I didn't say error() [or actually exception(), which you mentioned] was useless,
I merely pointed out what the normal pattern of usage was. Georg, at least,
seemed to be agreeing with me.
> And my point, again, is that they want it to work by default *without*
> making such a positive statement. I'm not sure if I'm supposed to
> explain this using different words since you're not appearing to get it.
No, I'm getting it, I think. See my responses to Nick's posts.
> I'm sorry but your way of argumenting is really puzzling to me. You are
> trying to find counter-arguments against something which you *already*
> implemented yourself in logging.error().

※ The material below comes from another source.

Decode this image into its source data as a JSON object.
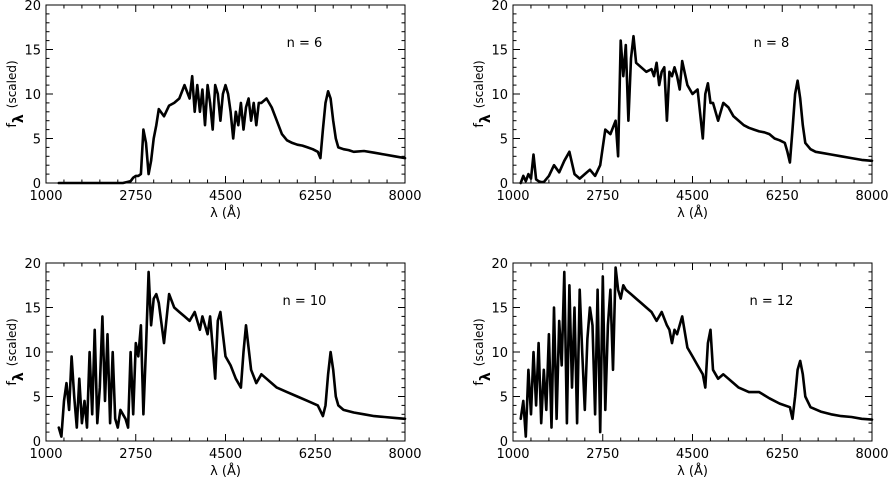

I don't think I am, so one of us is misunderstanding the other, or perhaps both
of us are misunderstanding each other.
> If you're interested in having a theoretical argument about what a
> beautiful design should be (and if you want to argue about your own
> design decisions), I'll leave the discussion here. I'm only interested
No, I'm not interested in that. Like you I'm interested in practical matters,
but unlike you I have to make some implementation choices, going forward - so it
shouldn't be surprising that I want to talk around the issue to make sure that
no wrong decision gets made. Sorry if that offends you because it sometimes
seems to be stating the (to you) obvious.
> in the *practical* matter of logging having an useful behaviour by
> default, which apparently you don't really care about.
Actually, I don't think my response to Nick's post (about concurrent.futures)
could be characterized as "I don't care", as I even made a specific proposal
about how a change could be implemented.